The Hungarian government has contested the amendment of the Posted Workers Directive submitted to the Court of Justice of the European Union.
Ever since the publication of the European Commission’s proposal in March 2016, Hungary has consistently opposed the amendment because it forces workers out of the labor markets of other Member States as a means of protectionism.
Hungary has held the position that the new regulations restrict the freedom of the provision of services disproportionately and reduces the entire EU’s competitiveness. The government also found it objectionable that the European Commission upheld its original proposal despite the fact that fourteen chambers of national parliaments from eleven Member States, including the Parliament of Hungary, raised objections to the proposal.
Hungary found the extension of the posted workers regulations to international road transport activities particularly unacceptable as these are characterized by a high degree of mobility.

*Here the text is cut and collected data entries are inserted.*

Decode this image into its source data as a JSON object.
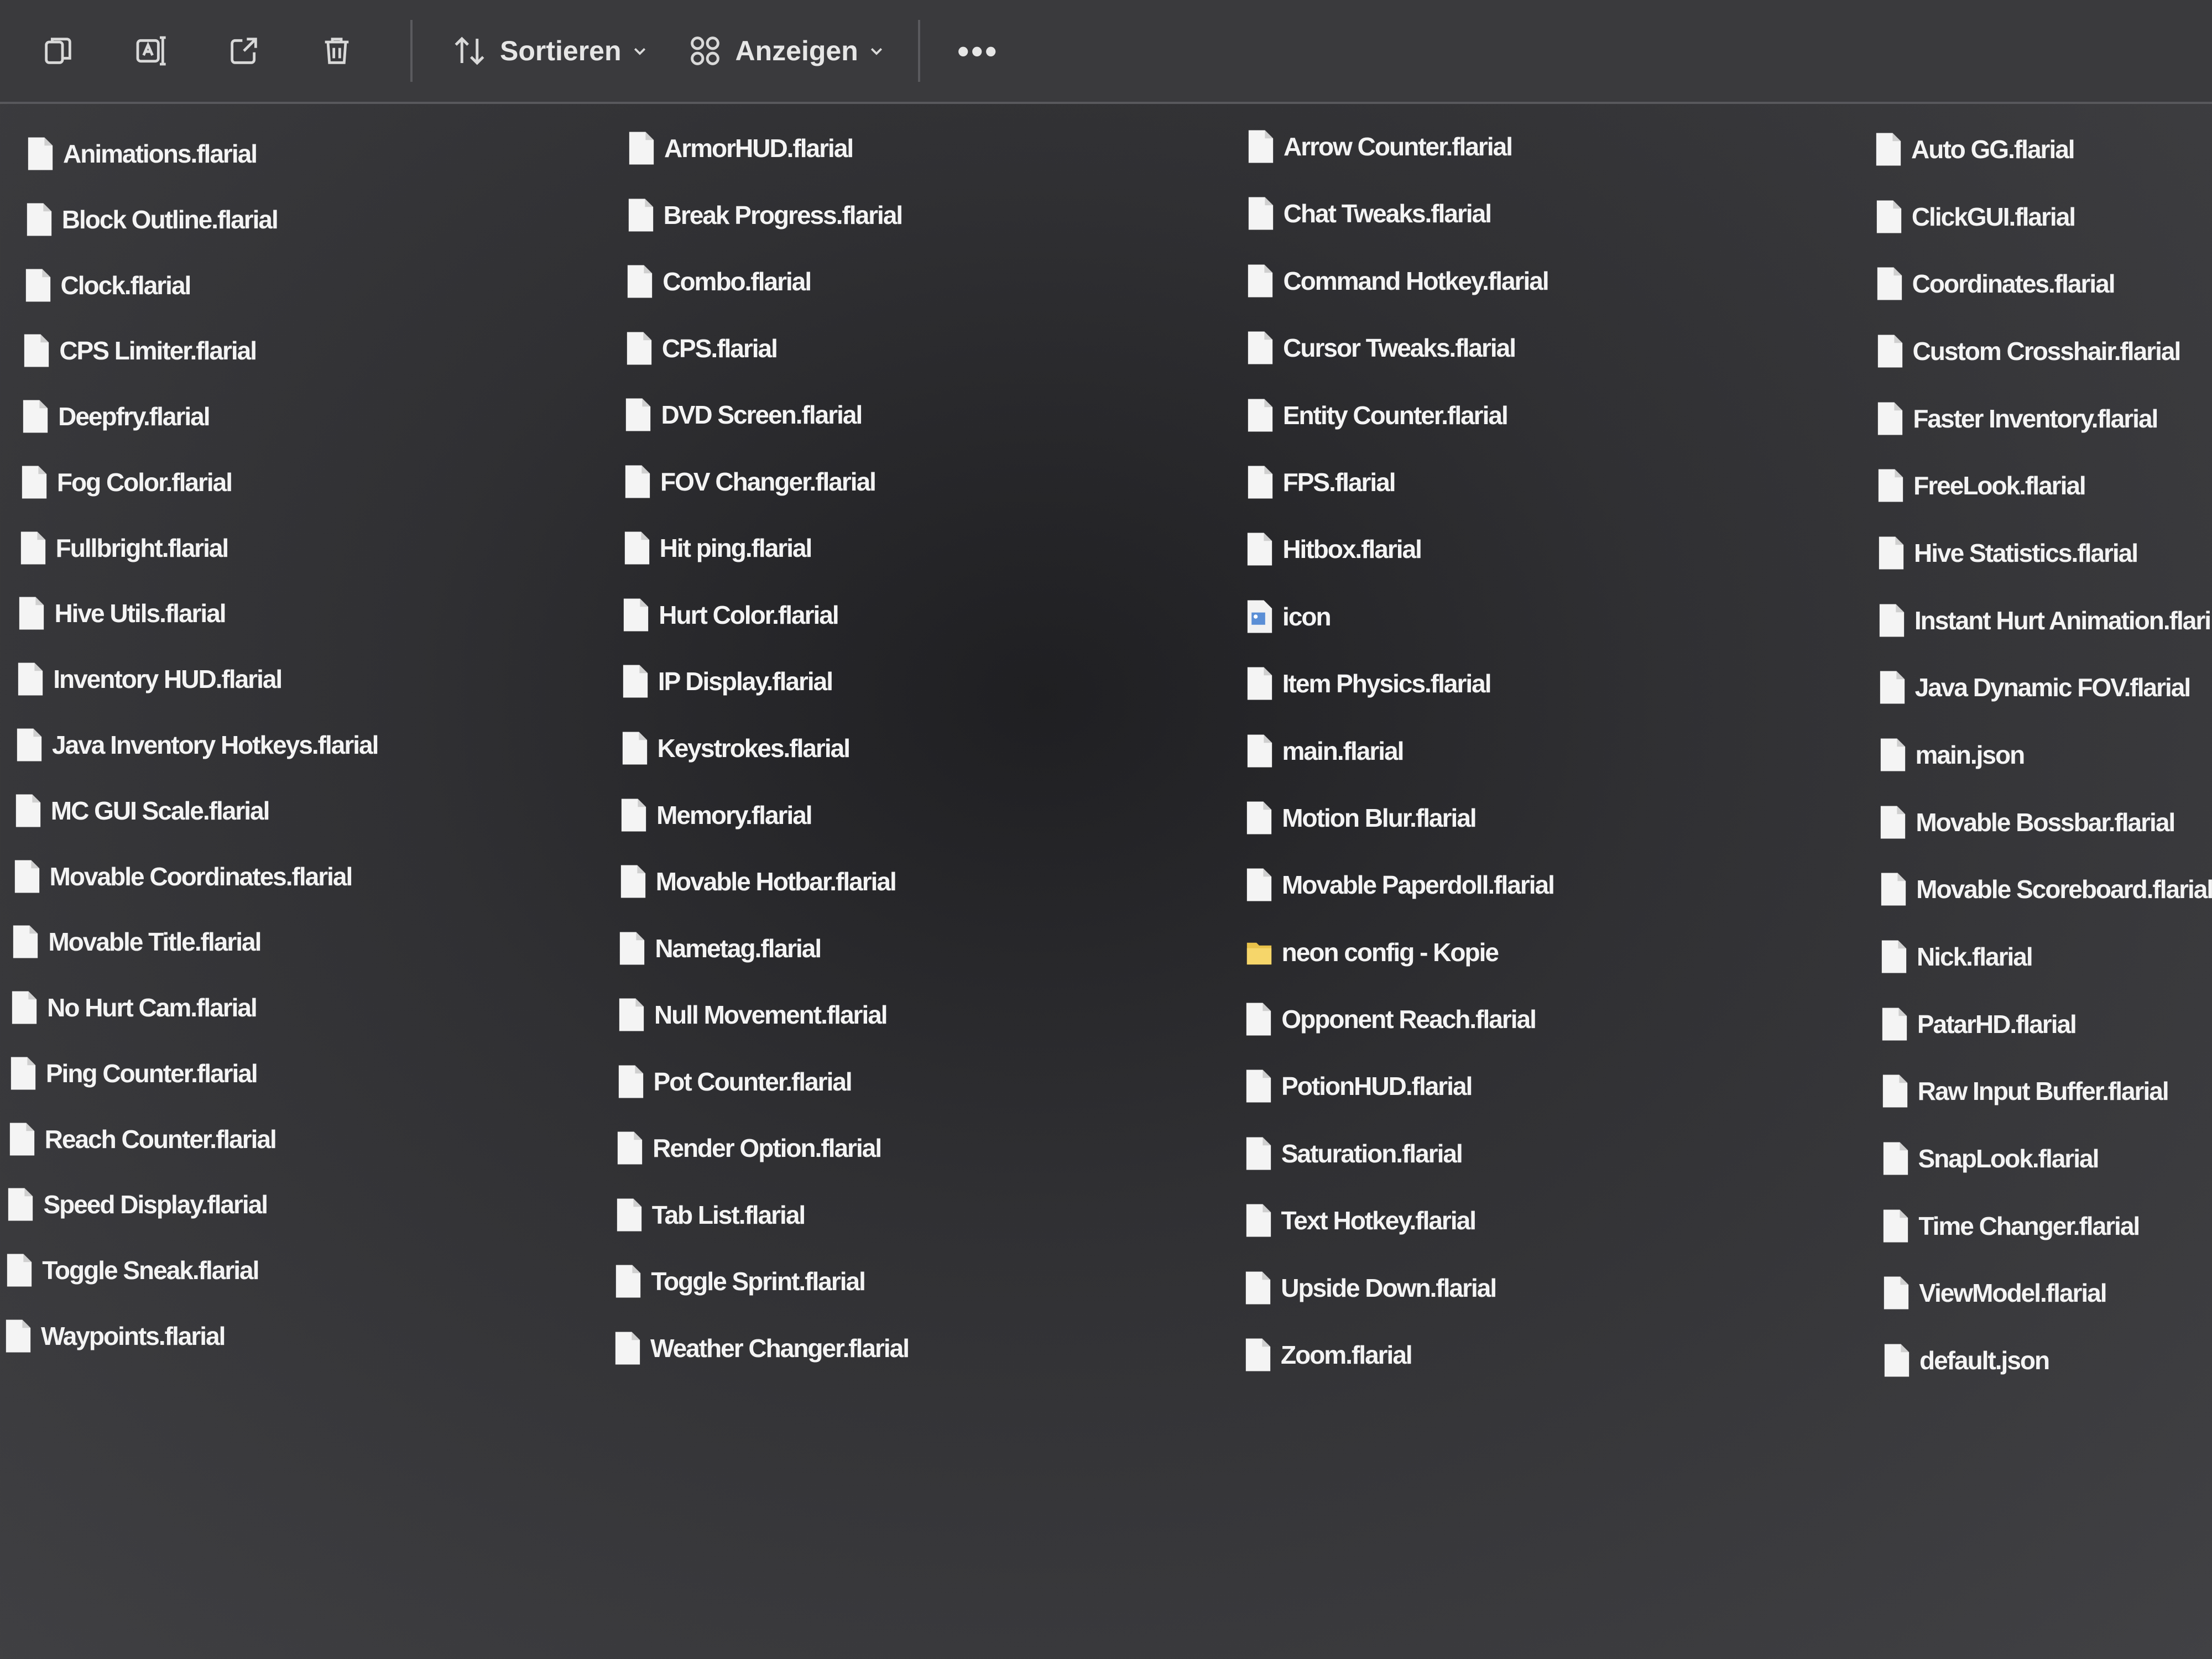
{
  "toolbar": {
    "copy_icon": "copy-icon",
    "rename_icon": "rename-icon",
    "share_icon": "share-icon",
    "delete_icon": "trash-icon",
    "sort_label": "Sortieren",
    "view_label": "Anzeigen",
    "more_label": "•••"
  },
  "columns": [
    {
      "items": [
        {
          "name": "Animations.flarial",
          "type": "file"
        },
        {
          "name": "Block Outline.flarial",
          "type": "file"
        },
        {
          "name": "Clock.flarial",
          "type": "file"
        },
        {
          "name": "CPS Limiter.flarial",
          "type": "file"
        },
        {
          "name": "Deepfry.flarial",
          "type": "file"
        },
        {
          "name": "Fog Color.flarial",
          "type": "file"
        },
        {
          "name": "Fullbright.flarial",
          "type": "file"
        },
        {
          "name": "Hive Utils.flarial",
          "type": "file"
        },
        {
          "name": "Inventory HUD.flarial",
          "type": "file"
        },
        {
          "name": "Java Inventory Hotkeys.flarial",
          "type": "file"
        },
        {
          "name": "MC GUI Scale.flarial",
          "type": "file"
        },
        {
          "name": "Movable Coordinates.flarial",
          "type": "file"
        },
        {
          "name": "Movable Title.flarial",
          "type": "file"
        },
        {
          "name": "No Hurt Cam.flarial",
          "type": "file"
        },
        {
          "name": "Ping Counter.flarial",
          "type": "file"
        },
        {
          "name": "Reach Counter.flarial",
          "type": "file"
        },
        {
          "name": "Speed Display.flarial",
          "type": "file"
        },
        {
          "name": "Toggle Sneak.flarial",
          "type": "file"
        },
        {
          "name": "Waypoints.flarial",
          "type": "file"
        }
      ]
    },
    {
      "items": [
        {
          "name": "ArmorHUD.flarial",
          "type": "file"
        },
        {
          "name": "Break Progress.flarial",
          "type": "file"
        },
        {
          "name": "Combo.flarial",
          "type": "file"
        },
        {
          "name": "CPS.flarial",
          "type": "file"
        },
        {
          "name": "DVD Screen.flarial",
          "type": "file"
        },
        {
          "name": "FOV Changer.flarial",
          "type": "file"
        },
        {
          "name": "Hit ping.flarial",
          "type": "file"
        },
        {
          "name": "Hurt Color.flarial",
          "type": "file"
        },
        {
          "name": "IP Display.flarial",
          "type": "file"
        },
        {
          "name": "Keystrokes.flarial",
          "type": "file"
        },
        {
          "name": "Memory.flarial",
          "type": "file"
        },
        {
          "name": "Movable Hotbar.flarial",
          "type": "file"
        },
        {
          "name": "Nametag.flarial",
          "type": "file"
        },
        {
          "name": "Null Movement.flarial",
          "type": "file"
        },
        {
          "name": "Pot Counter.flarial",
          "type": "file"
        },
        {
          "name": "Render Option.flarial",
          "type": "file"
        },
        {
          "name": "Tab List.flarial",
          "type": "file"
        },
        {
          "name": "Toggle Sprint.flarial",
          "type": "file"
        },
        {
          "name": "Weather Changer.flarial",
          "type": "file"
        }
      ]
    },
    {
      "items": [
        {
          "name": "Arrow Counter.flarial",
          "type": "file"
        },
        {
          "name": "Chat Tweaks.flarial",
          "type": "file"
        },
        {
          "name": "Command Hotkey.flarial",
          "type": "file"
        },
        {
          "name": "Cursor Tweaks.flarial",
          "type": "file"
        },
        {
          "name": "Entity Counter.flarial",
          "type": "file"
        },
        {
          "name": "FPS.flarial",
          "type": "file"
        },
        {
          "name": "Hitbox.flarial",
          "type": "file"
        },
        {
          "name": "icon",
          "type": "image"
        },
        {
          "name": "Item Physics.flarial",
          "type": "file"
        },
        {
          "name": "main.flarial",
          "type": "file"
        },
        {
          "name": "Motion Blur.flarial",
          "type": "file"
        },
        {
          "name": "Movable Paperdoll.flarial",
          "type": "file"
        },
        {
          "name": "neon config - Kopie",
          "type": "folder"
        },
        {
          "name": "Opponent Reach.flarial",
          "type": "file"
        },
        {
          "name": "PotionHUD.flarial",
          "type": "file"
        },
        {
          "name": "Saturation.flarial",
          "type": "file"
        },
        {
          "name": "Text Hotkey.flarial",
          "type": "file"
        },
        {
          "name": "Upside Down.flarial",
          "type": "file"
        },
        {
          "name": "Zoom.flarial",
          "type": "file"
        }
      ]
    },
    {
      "items": [
        {
          "name": "Auto GG.flarial",
          "type": "file"
        },
        {
          "name": "ClickGUI.flarial",
          "type": "file"
        },
        {
          "name": "Coordinates.flarial",
          "type": "file"
        },
        {
          "name": "Custom Crosshair.flarial",
          "type": "file"
        },
        {
          "name": "Faster Inventory.flarial",
          "type": "file"
        },
        {
          "name": "FreeLook.flarial",
          "type": "file"
        },
        {
          "name": "Hive Statistics.flarial",
          "type": "file"
        },
        {
          "name": "Instant Hurt Animation.flari",
          "type": "file"
        },
        {
          "name": "Java Dynamic FOV.flarial",
          "type": "file"
        },
        {
          "name": "main.json",
          "type": "file"
        },
        {
          "name": "Movable Bossbar.flarial",
          "type": "file"
        },
        {
          "name": "Movable Scoreboard.flarial",
          "type": "file"
        },
        {
          "name": "Nick.flarial",
          "type": "file"
        },
        {
          "name": "PatarHD.flarial",
          "type": "file"
        },
        {
          "name": "Raw Input Buffer.flarial",
          "type": "file"
        },
        {
          "name": "SnapLook.flarial",
          "type": "file"
        },
        {
          "name": "Time Changer.flarial",
          "type": "file"
        },
        {
          "name": "ViewModel.flarial",
          "type": "file"
        },
        {
          "name": "default.json",
          "type": "file"
        }
      ]
    }
  ]
}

Hungary and Poland also argued in a common declaration that the regulations adopted cannot in any way be regarded as balanced in light of the fact that the special rules applicable to road transport are still being negotiated as part of a keen debate.
During the talks Hungary made every effort to reach a reasonable compromise that is acceptable for all Member States. As this approach was rejected, and additionally as the final wording of the directive is even more detrimental to the region’s businesses than suggested in the European Commission’s original proposal, the government contested the EU directive.